После ужина Всеволод Никитич уехал, обещав познакомить племянника со своею невестою на днях. И действительно, познакомил в ближайшее воскресенье, пригласив на обед в ресторации «Европейская» после свершения таинства святого крещения. Крестили фрау Майер Матрёной.
«Вот не было печали, так черти накачали мне сию… тётю Мотю!» – горевал Леонард, делая вид, что целует руку новоявленной тетушки. Она не понравилась поручику с первого взгляда: под тридцать, длинноносая, плоская, как доска, с узкими, недобро поджатыми губами, с белыми поросячьими ресницами – чем только она дядю завлекла? Но виду, конечно не подал – зачем приличия нарушать? Кроме него, на обеде присутствовали несколько дядиных друзей – соседи-помещики и однополчане (Орлов старший был майором от артиллерии в отставке). За все время Матильда-Матрена открывала рот только дважды: первый раз, чтобы ответить, как ей нравится первопрестольная:
– О да! Москва-матушка мне очень-очень нравится сильно! Много красивых церквей, красивых дворцов, добрых магазинов – как совсем в Риге! Но мало порядка очень совсем, русские мужики валяются по самой середине белого дня на улицах совсем-совсем пьяные, пфуй!
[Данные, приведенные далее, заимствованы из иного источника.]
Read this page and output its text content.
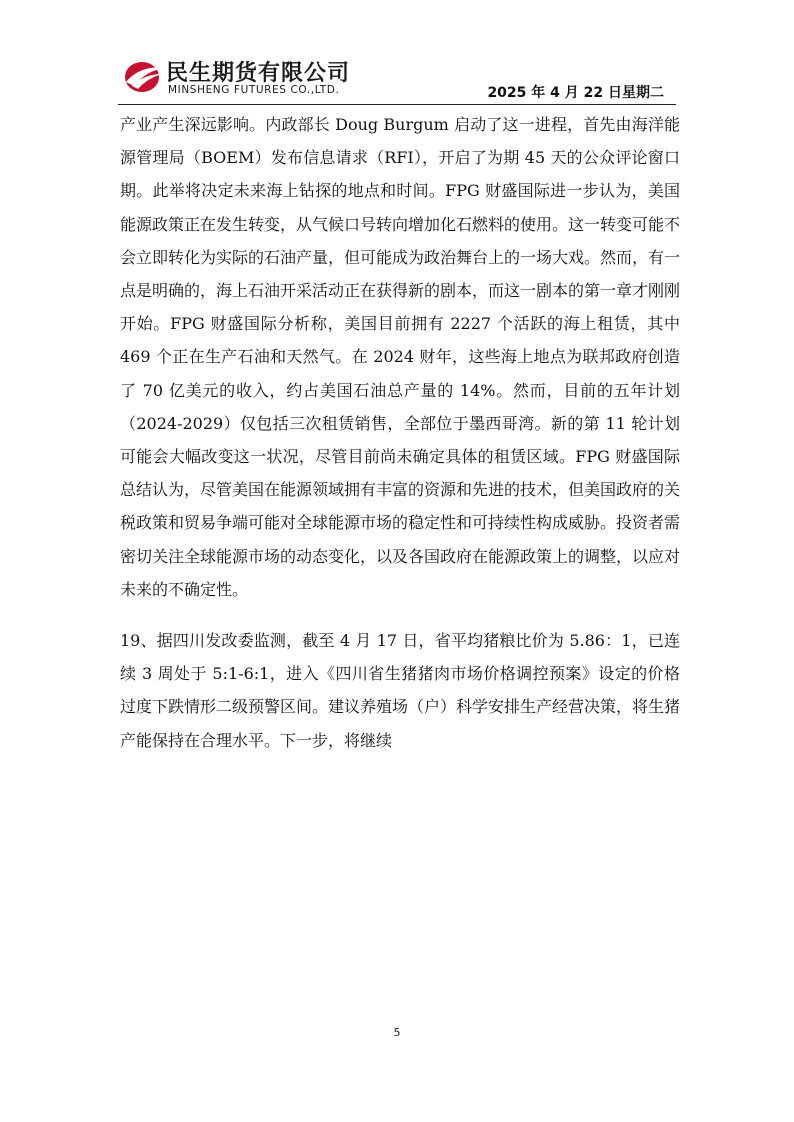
民生期货有限公司
MINSHENG FUTURES CO.,LTD.	2025 年 4 月 22 日星期二

产业产生深远影响。内政部长 Doug Burgum 启动了这一进程，首先由海洋能源管理局（BOEM）发布信息请求（RFI），开启了为期 45 天的公众评论窗口期。此举将决定未来海上钻探的地点和时间。FPG 财盛国际进一步认为，美国能源政策正在发生转变，从气候口号转向增加化石燃料的使用。这一转变可能不会立即转化为实际的石油产量，但可能成为政治舞台上的一场大戏。然而，有一点是明确的，海上石油开采活动正在获得新的剧本，而这一剧本的第一章才刚刚开始。FPG 财盛国际分析称，美国目前拥有 2227 个活跃的海上租赁，其中 469 个正在生产石油和天然气。在 2024 财年，这些海上地点为联邦政府创造了 70 亿美元的收入，约占美国石油总产量的 14%。然而，目前的五年计划（2024-2029）仅包括三次租赁销售，全部位于墨西哥湾。新的第 11 轮计划可能会大幅改变这一状况，尽管目前尚未确定具体的租赁区域。FPG 财盛国际总结认为，尽管美国在能源领域拥有丰富的资源和先进的技术，但美国政府的关税政策和贸易争端可能对全球能源市场的稳定性和可持续性构成威胁。投资者需密切关注全球能源市场的动态变化，以及各国政府在能源政策上的调整，以应对未来的不确定性。

19、据四川发改委监测，截至 4 月 17 日，省平均猪粮比价为 5.86：1，已连续 3 周处于 5:1-6:1，进入《四川省生猪猪肉市场价格调控预案》设定的价格过度下跌情形二级预警区间。建议养殖场（户）科学安排生产经营决策，将生猪产能保持在合理水平。下一步，将继续

5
И второй раз – чтобы подробно объяснить присутствующим, как она поведет хозяйство в имении после замужества:
– Я буду делать в имении самый новый правильный порядок! Никто не пьяный, никто не бездельник. Смутьяны будут пороться кнутами об спину. Под бой барабанный все крепостные мужики будут идти на барщину нога в ногу, распевая веселую самую песню.
Говорила она по русски с заметным немецким акцентом, и голос у неё был бесцветный, под стать внешности.
От огорчения и уныния, а также жалости к самому себе Леонард крепко напился. То-есть, стоял на ногах с трудом – покачивало. Новообретенная тетушка косилась неодобрительно, но племяннику в кавычках было на её мнение наплевать. Приехавши домой, разделся с помощью верного Данилы и рухнул в постель. Уснул тяжелым пьяным сном.
Домовой под печкой досадливо поморщился: опять всю ночь перегаром дышать! У него аж глаза заслезились. Осторожно подкрался к окну, приоткрыл форточку. За окном падали реденькие снежинки, подмораживало. На другой стороне улицы, рядом с фонарем стояла до сих пор не облетевшая тоненькая березка. «Стесняется, наверное, раздеться-то! Молодая ещё!» – подумал про неё домовой Зиновий.
Ты угадал, Читатель! Нашему герою снова было необыкновенное сновидение.
Он шел через уже знакомый тропический лес, отводя руками ветви, лианы и какие-то гибкие лозы, ступая босыми ногами по мягкому перегною. Огромные радужные бабочки, потревоженные движением человека, взлетали и беспорядочно кружились над головой, чтобы малое время спустя снова опуститься на яркие цветы. Одна села на протянутую руку, и Леонард улыбнулся. Бабочка выпустила хоботок, пытаясь выпить капельку пота, но вкус сей влаги ей не понравился. Возмущенно затрепетав крыльями, она сорвалась на поиски чего-нибудь поприятнее.